Alfred Dedreux menino, sentado no campo, Nova Iorque, Metropolitan Musem, 

"Obras conduzidas por um pincel descuidado", escreve Thuillier. Seria mesmo? O fato é que estamos nos antípodas das crianças adoráveis, frequentes em pintura, longe da encantadora garotada criada por Rafael, Chardin ou Renoir. Há uma grandeza de afresco nesta obra de 45 x 38 cm. As cores não seduzem, elas engrandecem: cinzas chumbo, brancos sujos, e esse poderoso amarelo do casaco, cujas dobras têm força escultórica. Amarelo, verde, azul, num todo cinéreo que lembra as imensas paisagens heroicas pintadas por Gericault em Roma. Em seu mundo superior, soberana sobre as pedras, como num pedestal, a criança tornou-se telúrica e poderosa.

Elisabeth Dedreux, menina, numa paisagem do campo - Fundação Pierre Bergé



O retrato de Elise Dedreux, irmã de Alfred, faz par com o quadro do Metropolitan Museum. Ele é ainda mais radical. Os rochedos sombrios invadem um céu brumoso. As cores empregadas são mínimas. O branco do vestido e das calças é desagradável, como a expressão do rosto é sem encantos. Estranha criança, intensa no seu olhar perdido, soberana no deserto inóspito na qual se encontra. Pintado com um sentimento maior do que o agrado: na grande venda Bergé/Cardin, em 2009, foi uma das duas únicas telas a não encontrarem comprador.

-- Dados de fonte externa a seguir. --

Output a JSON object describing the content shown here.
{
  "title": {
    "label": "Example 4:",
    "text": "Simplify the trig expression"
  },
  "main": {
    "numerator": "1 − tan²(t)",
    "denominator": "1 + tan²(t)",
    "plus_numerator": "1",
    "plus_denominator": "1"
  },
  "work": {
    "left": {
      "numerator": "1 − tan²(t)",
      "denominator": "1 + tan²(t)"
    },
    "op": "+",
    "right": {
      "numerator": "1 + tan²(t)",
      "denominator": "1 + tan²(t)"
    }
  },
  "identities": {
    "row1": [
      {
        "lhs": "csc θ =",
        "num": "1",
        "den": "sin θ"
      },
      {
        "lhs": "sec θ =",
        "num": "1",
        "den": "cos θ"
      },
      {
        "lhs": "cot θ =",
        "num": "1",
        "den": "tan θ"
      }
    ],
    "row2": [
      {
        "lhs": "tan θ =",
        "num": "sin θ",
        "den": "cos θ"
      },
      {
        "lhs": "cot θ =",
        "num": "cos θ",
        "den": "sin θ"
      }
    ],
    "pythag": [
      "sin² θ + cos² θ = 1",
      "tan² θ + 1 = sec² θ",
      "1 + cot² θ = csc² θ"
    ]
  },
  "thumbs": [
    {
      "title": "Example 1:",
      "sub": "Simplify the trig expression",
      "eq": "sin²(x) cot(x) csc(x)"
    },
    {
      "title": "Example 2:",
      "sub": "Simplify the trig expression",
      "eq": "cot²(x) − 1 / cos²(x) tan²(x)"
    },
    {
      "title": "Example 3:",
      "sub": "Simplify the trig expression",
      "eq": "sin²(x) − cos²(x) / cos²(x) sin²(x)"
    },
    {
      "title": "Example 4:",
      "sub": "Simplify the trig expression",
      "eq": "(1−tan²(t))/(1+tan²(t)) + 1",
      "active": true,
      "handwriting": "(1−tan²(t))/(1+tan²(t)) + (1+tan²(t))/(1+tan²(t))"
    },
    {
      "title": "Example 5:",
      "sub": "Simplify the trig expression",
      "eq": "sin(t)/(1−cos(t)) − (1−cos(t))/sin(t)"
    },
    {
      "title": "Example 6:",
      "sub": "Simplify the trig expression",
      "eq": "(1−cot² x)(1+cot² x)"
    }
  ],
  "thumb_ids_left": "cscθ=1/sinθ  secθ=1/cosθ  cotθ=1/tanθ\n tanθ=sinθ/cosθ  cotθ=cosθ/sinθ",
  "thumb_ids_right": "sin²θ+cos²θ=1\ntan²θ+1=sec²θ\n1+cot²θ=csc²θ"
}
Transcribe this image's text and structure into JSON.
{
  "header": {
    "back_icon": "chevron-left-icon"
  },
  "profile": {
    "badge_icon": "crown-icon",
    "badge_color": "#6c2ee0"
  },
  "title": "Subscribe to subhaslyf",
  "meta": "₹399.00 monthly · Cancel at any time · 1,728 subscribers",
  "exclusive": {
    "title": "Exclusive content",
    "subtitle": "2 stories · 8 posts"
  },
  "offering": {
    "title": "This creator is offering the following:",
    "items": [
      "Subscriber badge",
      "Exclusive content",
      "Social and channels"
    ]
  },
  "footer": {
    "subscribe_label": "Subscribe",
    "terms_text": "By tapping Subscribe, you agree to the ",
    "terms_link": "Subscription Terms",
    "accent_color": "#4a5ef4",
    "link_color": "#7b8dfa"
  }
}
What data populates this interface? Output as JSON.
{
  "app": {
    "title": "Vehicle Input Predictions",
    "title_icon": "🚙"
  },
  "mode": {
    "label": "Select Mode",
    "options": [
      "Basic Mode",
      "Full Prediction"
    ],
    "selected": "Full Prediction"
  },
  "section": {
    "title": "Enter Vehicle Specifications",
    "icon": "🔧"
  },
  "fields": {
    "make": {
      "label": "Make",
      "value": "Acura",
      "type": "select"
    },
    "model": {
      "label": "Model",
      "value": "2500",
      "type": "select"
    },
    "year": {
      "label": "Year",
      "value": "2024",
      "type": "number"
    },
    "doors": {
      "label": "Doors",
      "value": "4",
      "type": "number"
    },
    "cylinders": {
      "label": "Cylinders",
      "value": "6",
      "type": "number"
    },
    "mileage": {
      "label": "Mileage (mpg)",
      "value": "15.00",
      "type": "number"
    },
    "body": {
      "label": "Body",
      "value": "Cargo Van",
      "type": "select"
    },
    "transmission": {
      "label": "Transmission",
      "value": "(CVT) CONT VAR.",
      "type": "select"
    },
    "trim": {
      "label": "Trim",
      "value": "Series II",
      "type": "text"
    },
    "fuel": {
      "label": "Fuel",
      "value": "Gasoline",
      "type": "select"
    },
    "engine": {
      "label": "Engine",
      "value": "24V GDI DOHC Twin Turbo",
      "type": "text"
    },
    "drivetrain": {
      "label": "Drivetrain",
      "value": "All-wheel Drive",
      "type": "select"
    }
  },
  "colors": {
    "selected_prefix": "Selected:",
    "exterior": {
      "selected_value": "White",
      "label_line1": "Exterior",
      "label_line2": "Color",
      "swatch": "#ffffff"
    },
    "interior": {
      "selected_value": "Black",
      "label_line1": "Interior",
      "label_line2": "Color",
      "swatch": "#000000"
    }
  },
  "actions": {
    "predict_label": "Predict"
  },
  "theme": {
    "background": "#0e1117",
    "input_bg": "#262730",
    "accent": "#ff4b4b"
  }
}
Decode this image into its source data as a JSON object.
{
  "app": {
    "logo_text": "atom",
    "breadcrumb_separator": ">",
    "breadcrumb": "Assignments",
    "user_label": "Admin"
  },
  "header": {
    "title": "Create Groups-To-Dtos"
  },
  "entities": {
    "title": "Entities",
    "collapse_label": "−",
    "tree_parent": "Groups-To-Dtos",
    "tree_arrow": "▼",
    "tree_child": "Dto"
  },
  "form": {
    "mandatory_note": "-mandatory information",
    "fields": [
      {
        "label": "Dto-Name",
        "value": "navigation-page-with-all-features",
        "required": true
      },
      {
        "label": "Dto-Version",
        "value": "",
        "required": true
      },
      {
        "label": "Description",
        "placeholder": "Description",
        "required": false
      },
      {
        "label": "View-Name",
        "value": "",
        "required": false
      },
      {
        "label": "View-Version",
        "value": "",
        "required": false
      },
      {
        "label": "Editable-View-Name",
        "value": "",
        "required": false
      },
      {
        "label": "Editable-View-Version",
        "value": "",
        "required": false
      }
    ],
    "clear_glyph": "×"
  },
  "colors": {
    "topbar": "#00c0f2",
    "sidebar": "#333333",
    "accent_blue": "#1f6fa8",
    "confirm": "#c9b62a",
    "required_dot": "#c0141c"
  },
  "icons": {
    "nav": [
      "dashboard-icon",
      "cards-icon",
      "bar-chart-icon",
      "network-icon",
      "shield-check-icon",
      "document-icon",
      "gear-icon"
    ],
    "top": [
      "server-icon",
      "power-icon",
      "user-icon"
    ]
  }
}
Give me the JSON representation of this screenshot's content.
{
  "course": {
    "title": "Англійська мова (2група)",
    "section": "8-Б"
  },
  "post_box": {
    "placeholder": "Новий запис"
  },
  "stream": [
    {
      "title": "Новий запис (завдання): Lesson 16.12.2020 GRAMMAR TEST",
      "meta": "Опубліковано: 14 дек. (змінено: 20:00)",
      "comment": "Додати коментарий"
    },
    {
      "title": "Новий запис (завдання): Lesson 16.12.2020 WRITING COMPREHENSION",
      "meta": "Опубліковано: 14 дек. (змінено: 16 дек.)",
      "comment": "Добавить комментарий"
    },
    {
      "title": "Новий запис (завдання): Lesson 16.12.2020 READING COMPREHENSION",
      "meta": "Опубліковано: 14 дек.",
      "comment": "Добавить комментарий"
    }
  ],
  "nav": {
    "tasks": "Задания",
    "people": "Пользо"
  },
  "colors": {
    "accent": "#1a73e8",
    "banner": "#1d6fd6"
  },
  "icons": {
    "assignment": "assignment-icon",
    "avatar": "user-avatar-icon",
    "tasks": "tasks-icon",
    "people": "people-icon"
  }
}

Alfred e Elisabeth Dedreux cianças, Coleção particular, 1816

Os dois primeiros quadros consistiram, é mais que provável, em ensaios para esta obra de tamanho maior (96 x 80 cm) e de acabamento cuidado. Nem por isso perdeu a vivacidade e o impacto dos precedentes. A seriedade e a intensidade do olhar; o modelado luzidio, que escorre e  insinua uma alma orgânica no casaco do menino; o acessório da rosa nas mãos de Elisabeth, que poderia ser graciosa e ao invés sugere algum instrumento de mágico poder; as nuvens cada vez mais escuras que penetram no alto da tela;  tudo foge às convenções do retrato infantil para nos oferecer dois jovens e poderosos magos.

Thuillier não se conforma com as crianças de Gericault. Para um outro retrato, ele lança a frase assassina: "Não é possível considerar sem mal-estar o retrato da pequena Louise Vernet, bizarra produção de um Michelangelo perdido em loja de bonecas".


Retrato de Louise Vernet menina (A menina com o gato) - Museu do Louvre, Paris

A crítica de Thuillier não impede que ele tenha percebido a grandeza da obra, já que invoca Michelangelo. No entanto, sua hostilidade lhe impossibilita compreender a coerência entre as figurações infantis concebidas por Gericault. Aqui, o gato é enorme, em relação a criança, e seu rosto inquietante faz pensar no lince de Goya. Se há alguma elegância, ela  vem contrariada pela anágua branca que se estica no joelho e pela meia enrugada. Os partidos pictóricos são os mesmos que nos retratos Dedreux: cromatismo reduzido, associação monumental com a natureza, robustez corporal, olhar que amedronta. Como seus coleguinhas, essa menina se integra na natureza concentrando mistérios.

Gericault põe de lado a imagem idealizada e comum das crianças, o que certamente conduziu Thuillier ao seu repúdio. Ele nos mostra que a infância vai além da inocência frágil. Que ela pode ser misteriosa, forte, inaccessível e perturbadora.